Va pour la vie de château !

Pour en revenir à l'Histoire, les Mémoires d'outre-tombe m'ont également intéressé par les relations - oh ! combien talentueuses, ce qui ne gâte rien -, de ce témoin attentif d'événements assez exceptionnels. J'ai déjà cité dans un autre fil ce qu'il écrivait de la prise de la Bastille. Un autre exemple :

Les séances de l’Assemblée nationale offraient un intérêt dont les séances de nos chambres sont loin d’approcher. On se levait de bonne heure pour trouver place dans les tribunes encombrées. Les députés arrivaient en mangeant, causant, gesticulant… Les séances du soir l’emportaient en scandale sur les séances du matin : on parle mieux et plus hardiment à la lumière des lustres.
La salle du Manège était alors une véritable salle de spectacle, où se jouait un des plus grands drames du monde.

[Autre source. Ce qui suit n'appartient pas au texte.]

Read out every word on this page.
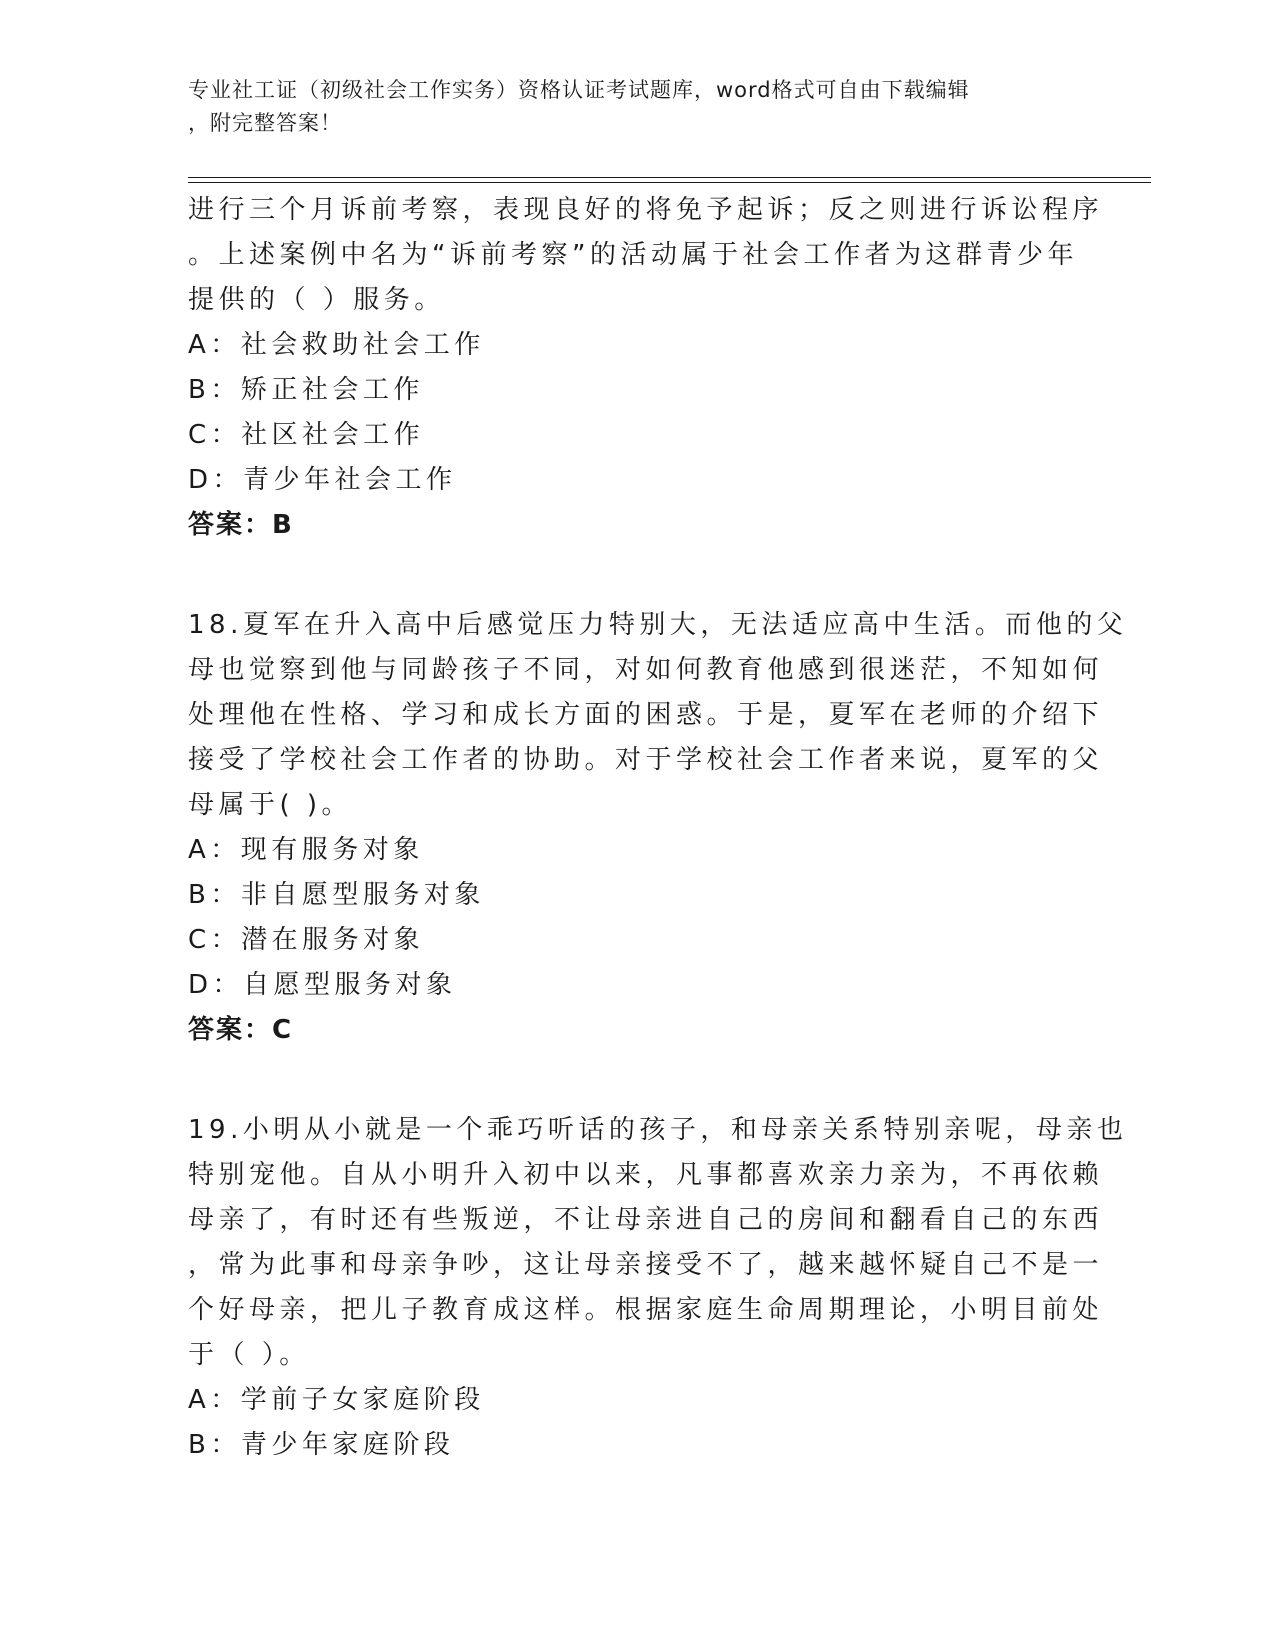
专业社工证（初级社会工作实务）资格认证考试题库，word格式可自由下载编辑
，附完整答案！
进行三个月诉前考察，表现良好的将免予起诉；反之则进行诉讼程序
。上述案例中名为“诉前考察”的活动属于社会工作者为这群青少年
提供的（ ）服务。
A：社会救助社会工作
B：矫正社会工作
C：社区社会工作
D：青少年社会工作
答案：B
18.夏军在升入高中后感觉压力特别大，无法适应高中生活。而他的父
母也觉察到他与同龄孩子不同，对如何教育他感到很迷茫，不知如何
处理他在性格、学习和成长方面的困惑。于是，夏军在老师的介绍下
接受了学校社会工作者的协助。对于学校社会工作者来说，夏军的父
母属于( )。
A：现有服务对象
B：非自愿型服务对象
C：潜在服务对象
D：自愿型服务对象
答案：C
19.小明从小就是一个乖巧听话的孩子，和母亲关系特别亲呢，母亲也
特别宠他。自从小明升入初中以来，凡事都喜欢亲力亲为，不再依赖
母亲了，有时还有些叛逆，不让母亲进自己的房间和翻看自己的东西
，常为此事和母亲争吵，这让母亲接受不了，越来越怀疑自己不是一
个好母亲，把儿子教育成这样。根据家庭生命周期理论，小明目前处
于（ ）。
A：学前子女家庭阶段
B：青少年家庭阶段
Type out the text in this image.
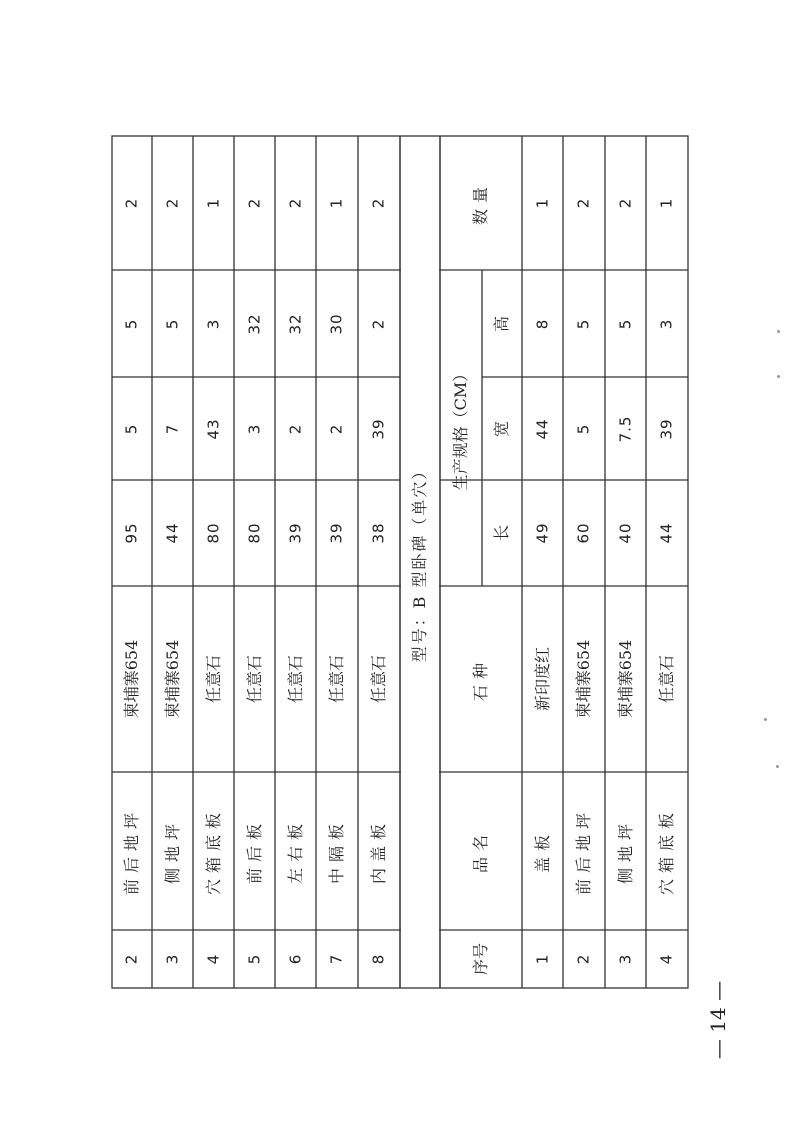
2
前后地坪
柬埔寨654
95
5
5
2
3
侧地坪
柬埔寨654
44
7
5
2
4
穴箱底板
任意石
80
43
3
1
5
前后板
任意石
80
3
32
2
6
左右板
任意石
39
2
32
2
7
中隔板
任意石
39
2
30
1
8
内盖板
任意石
38
39
2
2
型号：B 型卧碑（单穴）
序号
品名
石种
生产规格（CM）
长
宽
高
数量
1
盖板
新印度红
49
44
8
1
2
前后地坪
柬埔寨654
60
5
5
2
3
侧地坪
柬埔寨654
40
7.5
5
2
4
穴箱底板
任意石
44
39
3
1
— 14 —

Les premiers personnages appartenaient encore à l’ancien ordre de choses ; leurs terribles remplaçants, cachés derrière eux, parlaient peu ou point.
A la fin d’une discussion violente, je vis monter à la tribune un député d’un air commun, d’une figure grise et inanimée, régulièrement coiffé, proprement habillé comme un notaire de village soigneux de sa personne. Il fit un rapport long et ennuyeux ; on ne l’écouta pas ; je demandai son nom : c’était Robespierre.
Les gens à souliers étaient prêts à sortir des salons, et déjà les sabots heurtaient à la porte.


[Mémoires d'outre-tombe, Première partie – Livre 5 – Chapitre 13].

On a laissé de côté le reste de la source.